Income from Social Security also comes with tax benefits. If your retirement income is less than $25,000 (or $34,000 for a married couple), your Social Security benefits are tax-free. Up to 50% of your benefits are taxable if you’re a mid-income earner. High earners are taxed on up to 85% of their Social Security benefits.
It’s likely that at least one of your income sources can be tax-advantaged, which makes a difference in how much you will need to save for retirement.
What can change your income needs in retirement?
Any kind of life change that affects you financially may impact your retirement plans. Examples include:
- unexpected illness, which can lead to high medical bills
- divorce or the death of a spouse, or
- your adult kids moving back in and becoming financially dependent on you again
A downturn in the stock market can also impact your retirement savings.
So how can you protect yourself against these kinds of financial shocks?
You may want to save extra so that you have a buffer if things change. The earlier you start saving, the more time your money has to generate investment returns.
Owning your home can also help since you can take out a reverse mortgage or sell it if you need cash. It can also reduce your monthly expenses compared to having to pay rent.
Be flexible about work
With medical advancements, most people are still fit and healthy when they reach 65, and some of us are expected to live beyond 100 years. Funding 30 to 40 years of retirement can be an enormous financial strain, and governments around the world are considering extending the pension eligibility age beyond 67.
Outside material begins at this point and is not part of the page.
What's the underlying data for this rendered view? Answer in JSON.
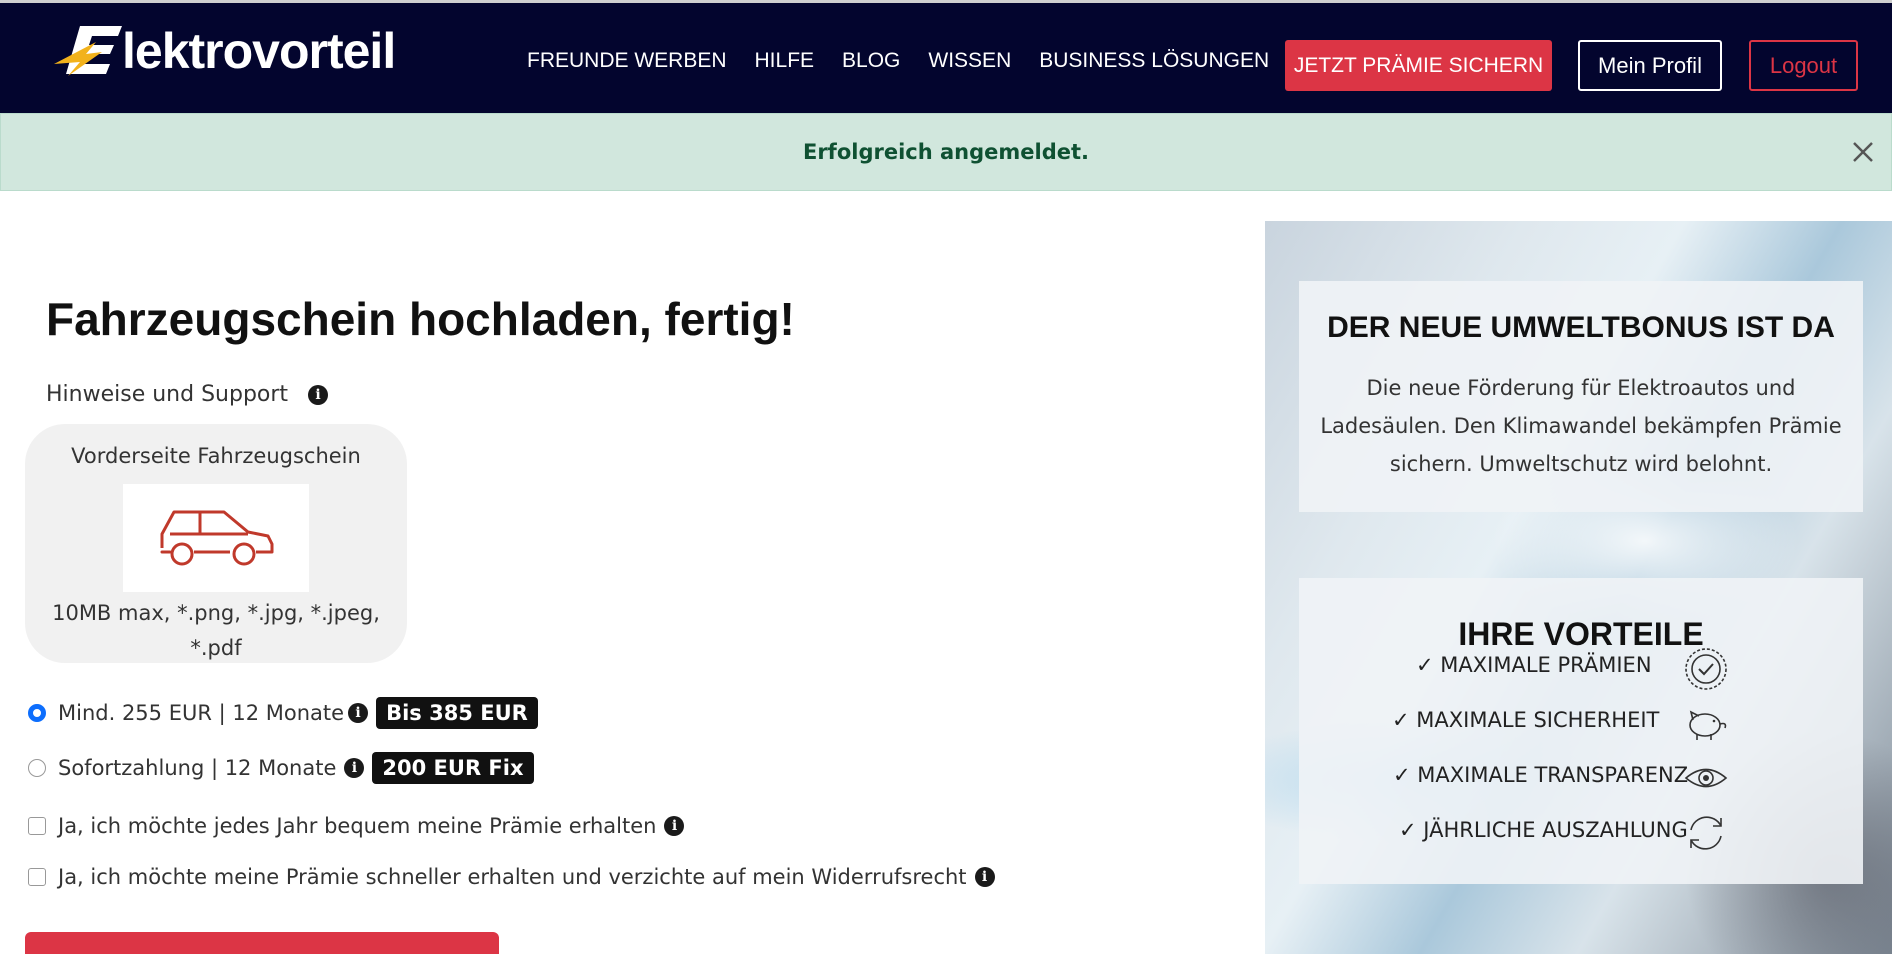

It’s important to factor these considerations into your retirement plan. You may need to work beyond the age of 65, either full- or part-time. What career changes can you make now to set yourself up for flexible, enjoyable work in your golden years?
Just as we all live unique lives, we will all have unique retirements with very different financial needs. Though financial planning can seem as impossible as predicting the future, there are many things you can do to set yourself on the road to your ideal retirement. The key is to start planning early so that you can enjoy your golden years.